Amazingly, Hellman continued to contest the will until a court ruled in favor of the NAACP in 1972.

In the early period after Parker’s death, Hellman confessed to having "absolutely no knowledge of what you do with cremated remains." Sorting out Parker’s publishing rights also consumed much of her attention.

But by the early 1970s, no longer involved as Parker’s executor, Hellman did not feel the obligation to pay for a spot set aside in the urn garden of Ferncliff Cemetery, in Hartsdale, NY. At the same time, she did not want news to get out that, because of her neglect, the cemetery’s crematory had simply discarded Parker’s ashes. So she told Ferncliff to ship the ashes to her attorneys, Oscar Bernstien and his partner, Paul O’Dwyer, who were to await her instructions on how to dispose of them. Those instructions still hadn’t arrived when she died in 1984.

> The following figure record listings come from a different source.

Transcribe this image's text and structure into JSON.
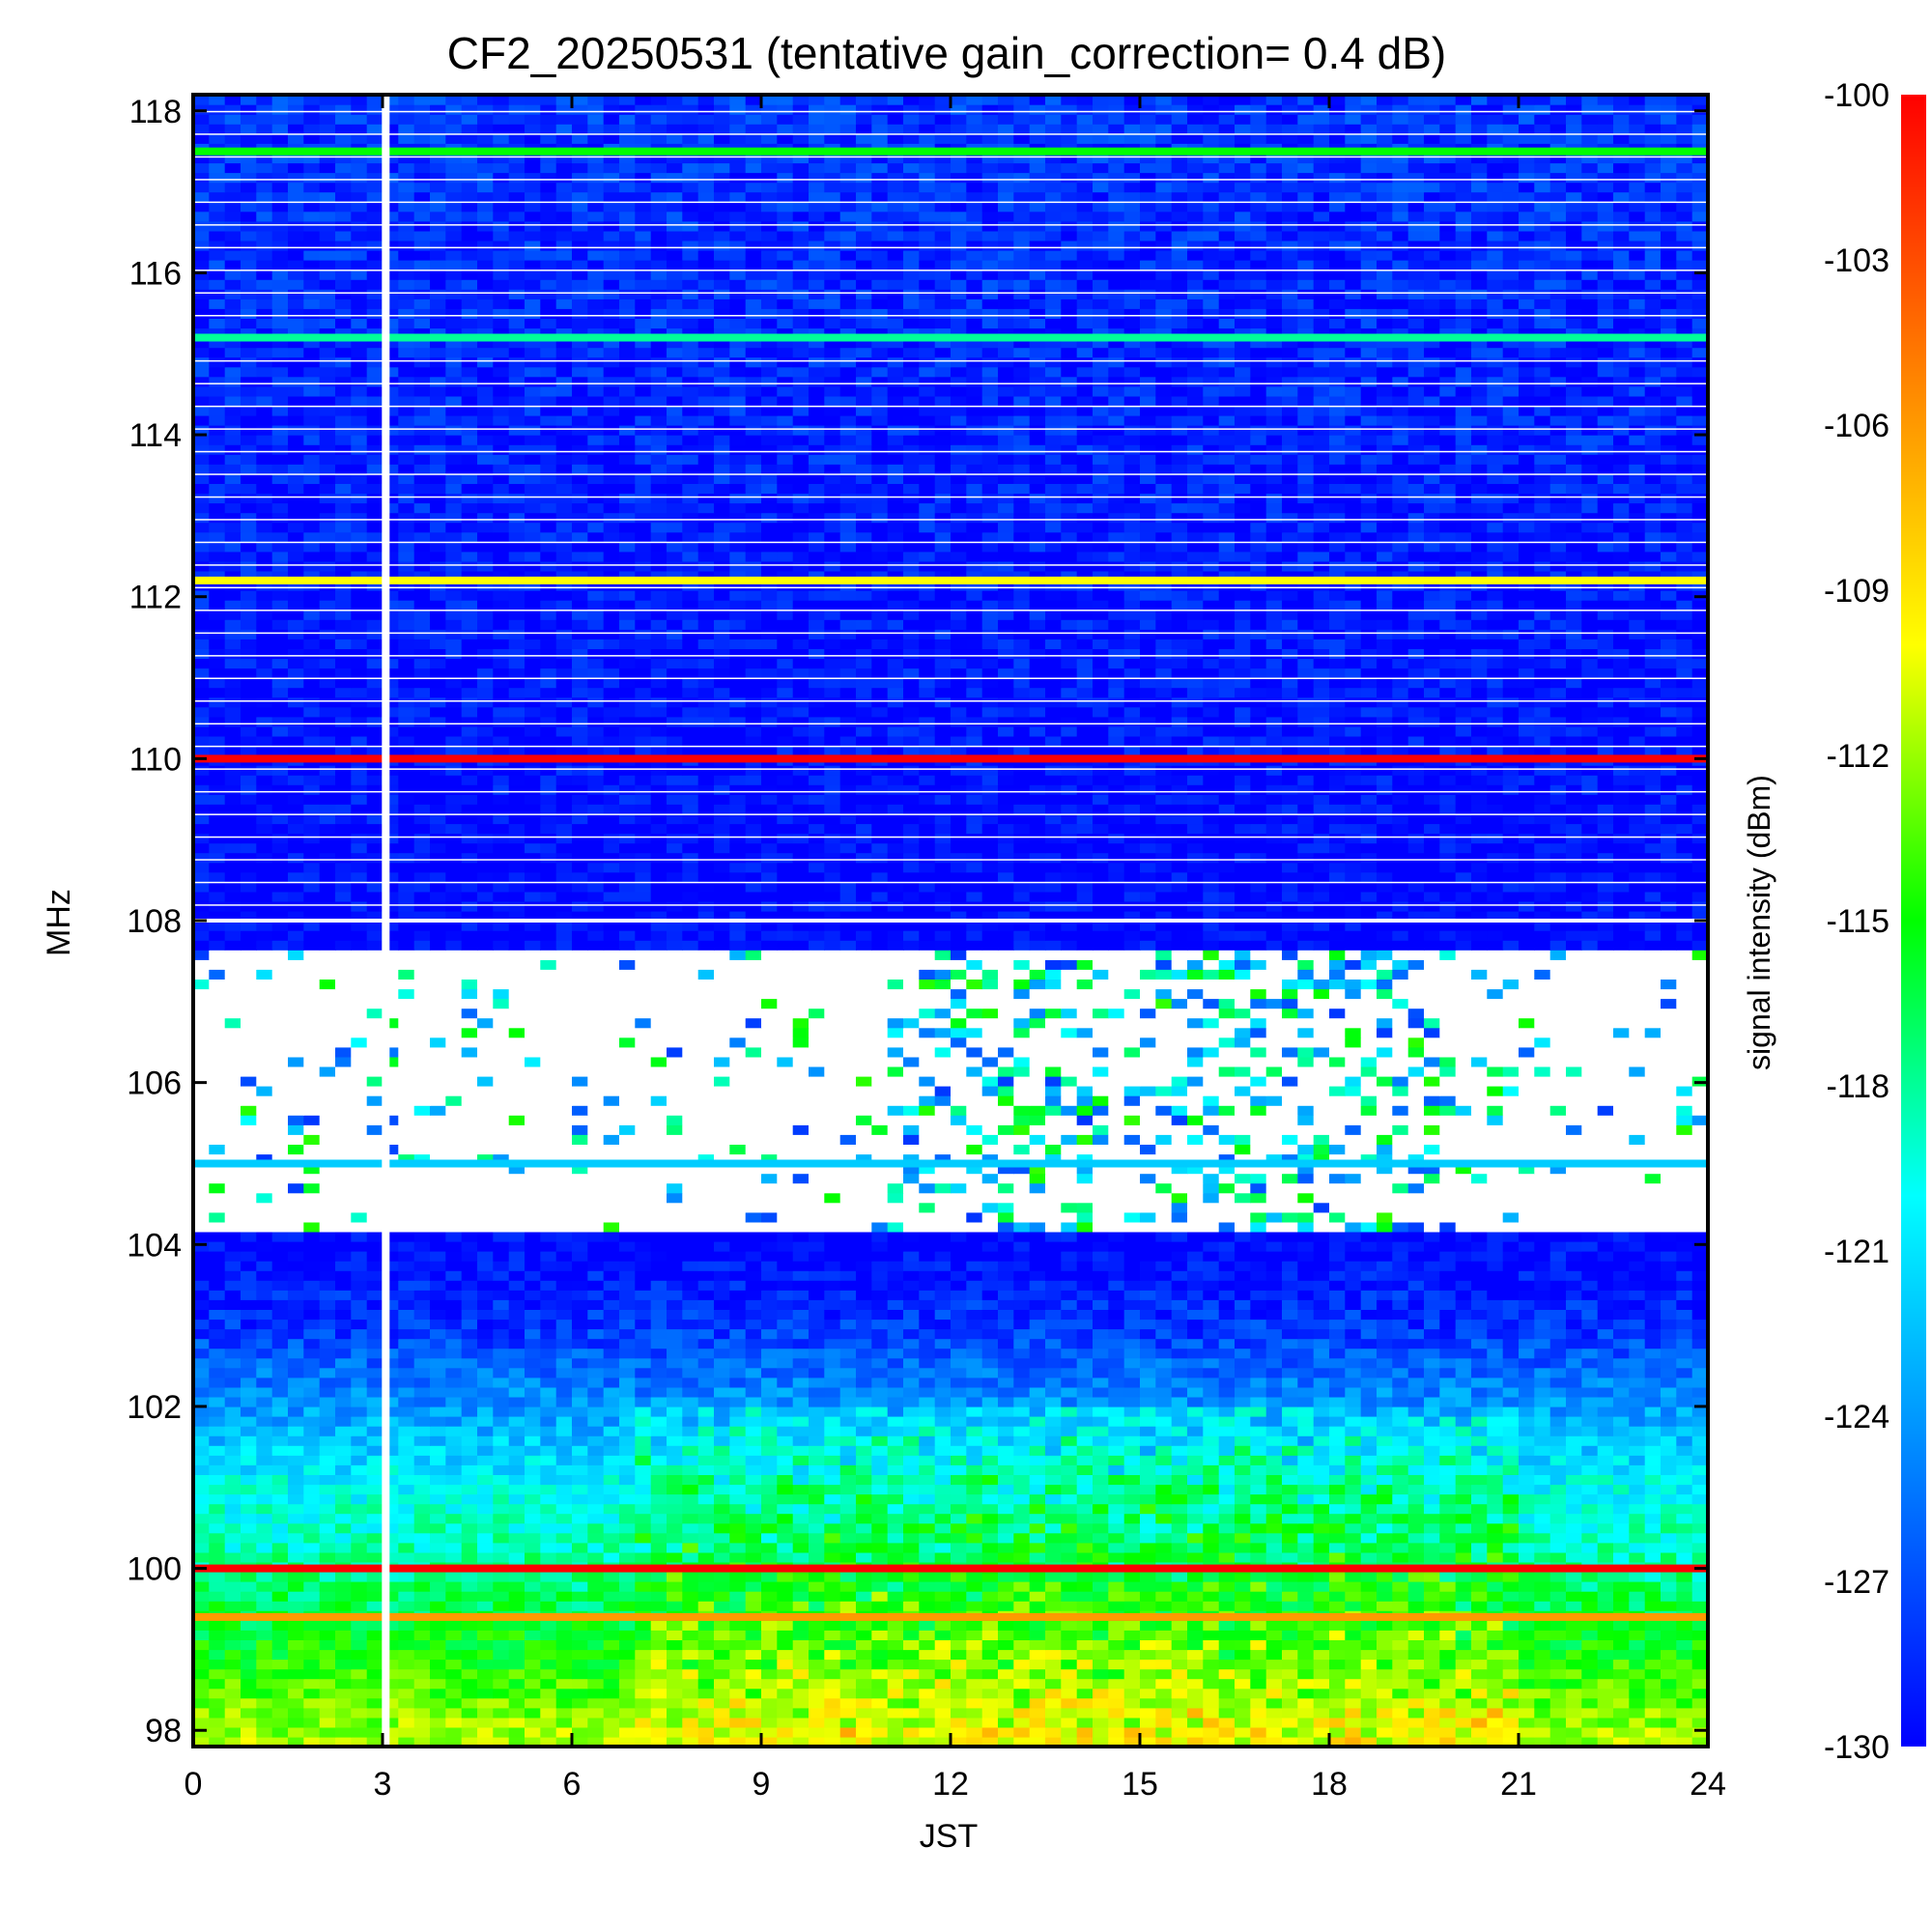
{
  "chart_data": {
    "type": "heatmap",
    "title": "CF2_20250531 (tentative gain_correction=  0.4 dB)",
    "xlabel": "JST",
    "ylabel": "MHz",
    "colorbar_label": "signal intensity (dBm)",
    "xlim": [
      0,
      24
    ],
    "ylim": [
      97.8,
      118.2
    ],
    "x_ticks": [
      "0",
      "3",
      "6",
      "9",
      "12",
      "15",
      "18",
      "21",
      "24"
    ],
    "x_tick_values": [
      0,
      3,
      6,
      9,
      12,
      15,
      18,
      21,
      24
    ],
    "y_ticks": [
      "98",
      "100",
      "102",
      "104",
      "106",
      "108",
      "110",
      "112",
      "114",
      "116",
      "118"
    ],
    "y_tick_values": [
      98,
      100,
      102,
      104,
      106,
      108,
      110,
      112,
      114,
      116,
      118
    ],
    "colorbar_range": [
      -130,
      -100
    ],
    "colorbar_ticks": [
      "-100",
      "-103",
      "-106",
      "-109",
      "-112",
      "-115",
      "-118",
      "-121",
      "-124",
      "-127",
      "-130"
    ],
    "colorbar_tick_values": [
      -100,
      -103,
      -106,
      -109,
      -112,
      -115,
      -118,
      -121,
      -124,
      -127,
      -130
    ],
    "colormap": [
      "#0000ff",
      "#0080ff",
      "#00ffff",
      "#00ff00",
      "#ffff00",
      "#ff8000",
      "#ff0000"
    ],
    "data_gap_time": 3.05,
    "strong_lines": [
      {
        "freq": 110.0,
        "dbm": -100
      },
      {
        "freq": 100.0,
        "dbm": -100
      },
      {
        "freq": 112.2,
        "dbm": -110
      },
      {
        "freq": 117.5,
        "dbm": -115
      },
      {
        "freq": 115.2,
        "dbm": -118
      },
      {
        "freq": 105.0,
        "dbm": -122
      },
      {
        "freq": 99.4,
        "dbm": -106
      }
    ],
    "background_profile": [
      {
        "freq": 98,
        "dbm": -112
      },
      {
        "freq": 99,
        "dbm": -115
      },
      {
        "freq": 100,
        "dbm": -118
      },
      {
        "freq": 101,
        "dbm": -120
      },
      {
        "freq": 102,
        "dbm": -124
      },
      {
        "freq": 103,
        "dbm": -128
      },
      {
        "freq": 104,
        "dbm": -130
      },
      {
        "freq": 108,
        "dbm": -130
      },
      {
        "freq": 118,
        "dbm": -128
      }
    ],
    "masked_band": [
      104.0,
      108.0
    ]
  }
}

For several years thereafter, Parker’s ashes remained in a file cabinet in the Wall Street office of O’Dwyer, a longtime crusading lawyer and New York politician, as he sought a viable solution. At last, Dr. Benjamin Hooks, executive director of the NAACP, proposed that the NAACP would construct a memorial garden on the grounds of its national headquarters in Baltimore. That is where her ashes lie today, even though she did not have any real ties with the city in her lifetime. 

Nevertheless, the inscription at the memorial contains considerable dignity belying the rather confused and even tawdry path by which it came to the NAACP:

Here lie the ashes of Dorothy Parker (1893–1967) Humorist, writer, critic, defender of human and civil rights. For her epitaph she suggested "Excuse My Dust". This memorial garden is dedicated to her noble spirit which celebrated the oneness of humankind, and to the bonds of everlasting friendship between black and Jewish people.

Hellman’s slowness in administering Parker’s estate had another important effect, according to Parker biographer Marion Meade: it gave the playwright a head start in getting out her own, often untrue, narrative about her own life: “Hellman feared that… any intrepid biographer—digging through Parker's life might expose her own deceptions, and that was something she could not risk.” 

More particularly, Parker, who had accompanied Hellman on a trip to Spain in 1937, would have been in an immediate position to dispute Hellman’s self-serving “Julia” chapter in her memoir Pentimento. Only in the last years of Hellman’s life—after the book had shot up the bestseller list and been made into a movie—did the sham begin to be exposed. It might not even have been perpetrated if Parker had been alive.